Programs like those can be life changing for those students. Ibidapo cities her experience as one of two Black students in her study abroad program in Argentina as one that influenced her in part to launch Too Fly to help create more visibility for young Hispanic and African American students. She admitted there were times she wanted to hide when people would stare at her in the street.
“We want young people to see the world,” Ibidapo said. “(But) we don’t only want our kids to see the world. We want the world to see our kids.”

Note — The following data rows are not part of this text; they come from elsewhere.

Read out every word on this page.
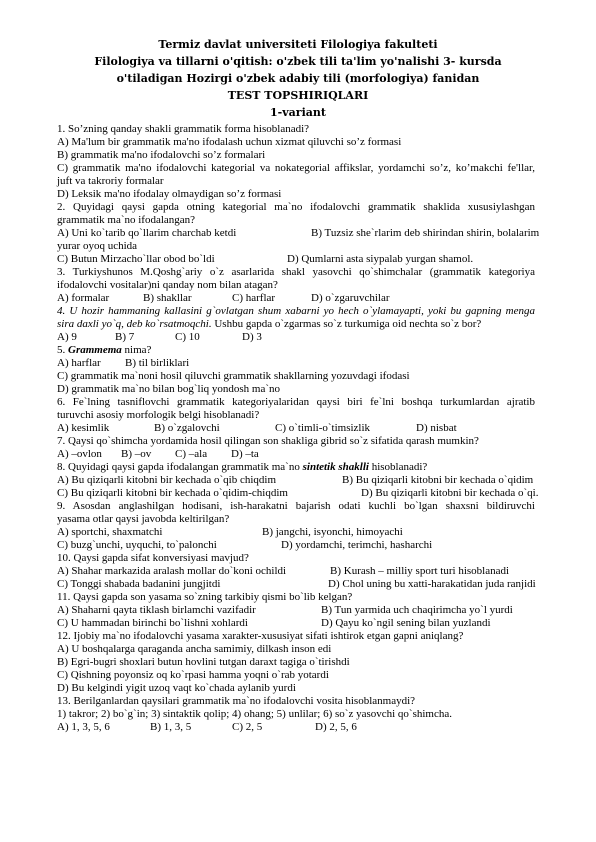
Termiz davlat universiteti Filologiya fakulteti
Filologiya va tillarni o'qitish: o'zbek tili ta'lim yo'nalishi 3- kursda
o'tiladigan Hozirgi o'zbek adabiy tili (morfologiya) fanidan
TEST TOPSHIRIQLARI
1-variant
1. So’zning qanday shakli grammatik forma hisoblanadi?
A) Ma'lum bir grammatik ma'no ifodalash uchun xizmat qiluvchi so’z formasi
B) grammatik ma'no ifodalovchi so’z formalari
C) grammatik ma'no ifodalovchi kategorial va nokategorial affikslar, yordamchi so’z, ko’makchi fe'llar,
juft va takroriy formalar
D) Leksik ma'no ifodalay olmaydigan so’z formasi
2. Quyidagi qaysi gapda otning kategorial ma`no ifodalovchi grammatik shaklida xususiylashgan
grammatik ma`no ifodalangan?
A) Uni ko`tarib qo`llarim charchab ketdi	B) Tuzsiz she`rlarim deb shirindan shirin, bolalarim
yurar oyoq uchida
C) Butun Mirzacho`llar obod bo`ldi	D) Qumlarni asta siypalab yurgan shamol.
3. Turkiyshunos M.Qoshg`ariy o`z asarlarida shakl yasovchi qo`shimchalar (grammatik kategoriya
ifodalovchi vositalar)ni qanday nom bilan atagan?
A) formalar	B) shakllar	C) harflar	D) o`zgaruvchilar
4. U hozir hammaning kallasini g`ovlatgan shum xabarni yo hech o`ylamayapti, yoki bu gapning menga
sira daxli yo`q, deb ko`rsatmoqchi. Ushbu gapda o`zgarmas so`z turkumiga oid nechta so`z bor?
A) 9	B) 7	C) 10	D) 3
5. Grammema nima?
A) harflar B) til birliklari
C) grammatik ma`noni hosil qiluvchi grammatik shakllarning yozuvdagi ifodasi
D) grammatik ma`no bilan bog`liq yondosh ma`no
6. Fe`lning tasniflovchi grammatik kategoriyalaridan qaysi biri fe`lni boshqa turkumlardan ajratib
turuvchi asosiy morfologik belgi hisoblanadi?
A) kesimlik	B) o`zgalovchi	C) o`timli-o`timsizlik	D) nisbat
7. Qaysi qo`shimcha yordamida hosil qilingan son shakliga gibrid so`z sifatida qarash mumkin?
A) –ovlon B) –ov C) –ala D) –ta
8. Quyidagi qaysi gapda ifodalangan grammatik ma`no sintetik shaklli hisoblanadi?
A) Bu qiziqarli kitobni bir kechada o`qib chiqdim	B) Bu qiziqarli kitobni bir kechada o`qidim
C) Bu qiziqarli kitobni bir kechada o`qidim-chiqdim	D) Bu qiziqarli kitobni bir kechada o`qi.
9. Asosdan anglashilgan hodisani, ish-harakatni bajarish odati kuchli bo`lgan shaxsni bildiruvchi
yasama otlar qaysi javobda keltirilgan?
A) sportchi, shaxmatchi	B) jangchi, isyonchi, himoyachi
C) buzg`unchi, uyquchi, to`palonchi	D) yordamchi, terimchi, hasharchi
10. Qaysi gapda sifat konversiyasi mavjud?
A) Shahar markazida aralash mollar do`koni ochildi	B) Kurash – milliy sport turi hisoblanadi
C) Tonggi shabada badanini jungjitdi	D) Chol uning bu xatti-harakatidan juda ranjidi
11. Qaysi gapda son yasama so`zning tarkibiy qismi bo`lib kelgan?
A) Shaharni qayta tiklash birlamchi vazifadir	B) Tun yarmida uch chaqirimcha yo`l yurdi
C) U hammadan birinchi bo`lishni xohlardi	D) Qayu ko`ngil sening bilan yuzlandi
12. Ijobiy ma`no ifodalovchi yasama xarakter-xususiyat sifati ishtirok etgan gapni aniqlang?
A) U boshqalarga qaraganda ancha samimiy, dilkash inson edi
B) Egri-bugri shoxlari butun hovlini tutgan daraxt tagiga o`tirishdi
C) Qishning poyonsiz oq ko`rpasi hamma yoqni o`rab yotardi
D) Bu kelgindi yigit uzoq vaqt ko`chada aylanib yurdi
13. Berilganlardan qaysilari grammatik ma`no ifodalovchi vosita hisoblanmaydi?
1) takror; 2) bo`g`in; 3) sintaktik qolip; 4) ohang; 5) unlilar; 6) so`z yasovchi qo`shimcha.
A) 1, 3, 5, 6	B) 1, 3, 5	C) 2, 5	D) 2, 5, 6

As for whom to send abroad and provide grants to, Too Fly has applications for both students and student organizations. Ibidapo said students applying to Too Fly must have limited exposure to international travel, a demonstrated financial need and plans to go abroad for educational purposes. Student organizations or schools submitting applications are required to serve students from middle school through undergraduate level in college.
However, as Ibidapo describes her organization as a bridge between students and the programs they’re accepted to, Too Fly doesn’t select the destinations where it sends individuals to. But Ibidapo has plans for that to change in the future. The organization is preparing to launch a set of curated trips in the next three years called Beyond Borders, which are educational experiences centered on concepts such as fashion, architecture and cuisine.
That initiative is just one part of Too Fly’s plan to expand its reach. The organization entered into a partnership with Ohio-based travel insurance provider battleface in late February, which Ibidapo said will help the organization reach students outside of Texas and conduct more Flight Academies.
But Too Fly’s efforts to expand its scope received a bigger boost that month when Ibidapo and Miller appeared on The Kelly Clarkson Show, where the two received $50,000 donations from both Texas-based supermarket chain H-E-B and actor and screenwriter Tyler Perry.
And Ibidapo has even loftier goals for Too Fly.
“When people think about students seeing the world and being impacted, we want to be the revolutionaries in that space and create opportunities for students in different ways that haven’t been seen yet,” Ibidapo said. “We really believe that when we’re sending a student abroad, we’re sparking the interest of the next CEO, the next doctor, the next chef.”
“We really want to inspire that intentionally when we’re sending students abroad.”